C’è un sacco di gente che mi piacerebbe identificare ma non sono in grado.
Inizio a postare qui qualche screenshot, per vedere se @A_N o qualcun altro può aiutarmi in questa impresa. Tutte le immagini che seguono sono tratte dal secondo blocco di filmati.
Nei due fermo immagine qua sopra il regista che è venuto a fare delle riprese per realizzare un lavoro per conto dei programmi sperimentali della RAI (mi ha fatto sorridere che al termine dell’intervista chiede a Grifi se può fermarsi con loro a fumarsi uno spinello.
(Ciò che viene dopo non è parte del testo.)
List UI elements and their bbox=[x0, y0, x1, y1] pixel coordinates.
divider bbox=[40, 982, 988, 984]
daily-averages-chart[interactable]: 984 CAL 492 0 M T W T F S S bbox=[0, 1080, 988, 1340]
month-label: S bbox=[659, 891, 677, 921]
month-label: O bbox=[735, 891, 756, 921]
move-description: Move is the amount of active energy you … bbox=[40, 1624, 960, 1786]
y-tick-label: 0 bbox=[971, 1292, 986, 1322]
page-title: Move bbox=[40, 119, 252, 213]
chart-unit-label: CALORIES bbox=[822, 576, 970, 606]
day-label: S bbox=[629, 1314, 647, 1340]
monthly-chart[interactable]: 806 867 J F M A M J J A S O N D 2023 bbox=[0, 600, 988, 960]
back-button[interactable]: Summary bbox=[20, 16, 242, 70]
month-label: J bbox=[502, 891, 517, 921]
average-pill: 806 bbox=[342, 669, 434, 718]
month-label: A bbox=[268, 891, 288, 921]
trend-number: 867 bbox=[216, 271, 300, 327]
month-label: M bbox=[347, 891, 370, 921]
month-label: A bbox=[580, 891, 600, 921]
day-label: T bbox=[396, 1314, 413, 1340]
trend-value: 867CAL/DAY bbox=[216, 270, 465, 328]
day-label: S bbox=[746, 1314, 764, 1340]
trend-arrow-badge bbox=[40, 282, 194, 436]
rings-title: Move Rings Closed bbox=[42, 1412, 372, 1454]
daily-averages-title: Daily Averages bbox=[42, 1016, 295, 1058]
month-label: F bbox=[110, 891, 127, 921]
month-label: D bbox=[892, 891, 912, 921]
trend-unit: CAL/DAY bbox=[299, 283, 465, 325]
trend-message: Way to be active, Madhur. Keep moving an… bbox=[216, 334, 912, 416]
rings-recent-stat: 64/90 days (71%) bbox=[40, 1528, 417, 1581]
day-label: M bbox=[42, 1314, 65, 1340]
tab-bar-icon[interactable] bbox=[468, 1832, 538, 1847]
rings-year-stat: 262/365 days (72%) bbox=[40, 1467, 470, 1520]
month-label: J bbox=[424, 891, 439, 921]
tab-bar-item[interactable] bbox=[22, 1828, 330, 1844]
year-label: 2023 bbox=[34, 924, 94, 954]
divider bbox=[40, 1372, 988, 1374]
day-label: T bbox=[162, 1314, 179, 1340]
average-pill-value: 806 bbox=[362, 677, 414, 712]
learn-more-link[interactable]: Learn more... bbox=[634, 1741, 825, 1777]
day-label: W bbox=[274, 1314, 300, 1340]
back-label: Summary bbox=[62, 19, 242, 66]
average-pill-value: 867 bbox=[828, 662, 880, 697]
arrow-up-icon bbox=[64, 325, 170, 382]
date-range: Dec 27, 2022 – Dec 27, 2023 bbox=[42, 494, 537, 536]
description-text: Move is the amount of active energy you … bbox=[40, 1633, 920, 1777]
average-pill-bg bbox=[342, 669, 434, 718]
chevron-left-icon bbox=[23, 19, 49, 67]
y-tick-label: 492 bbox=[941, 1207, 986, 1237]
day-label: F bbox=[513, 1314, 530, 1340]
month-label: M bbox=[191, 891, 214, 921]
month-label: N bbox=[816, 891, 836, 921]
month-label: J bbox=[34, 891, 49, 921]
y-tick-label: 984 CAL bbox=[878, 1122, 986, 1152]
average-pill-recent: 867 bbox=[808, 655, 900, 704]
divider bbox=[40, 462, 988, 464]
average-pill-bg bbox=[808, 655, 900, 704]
Non tanto la richiesta ma il modo in cui la fa mi ha colpito).
Qui invece un collaboratore di Grifi che trovo particolarmente fastidioso, sembra quasi che non gli interessasse veramente ascoltare il messaggio che avevano da comunicare gli intervistati, cercava di mettergli in bocca quello che voleva lui e se non ci riusciva li abbandonava sul posto senza troppi complimenti ed andava a cercare un altro a cui fare domande.
Altro collaboratore per le interviste. Lui invece mi è piaciuto molto, aveva un modo di fare piuttosto empatico e benevolente, suscita simpatia e mette la gente a suo agio, anche talvolta con un sapiente utilizzo dell’umorismo.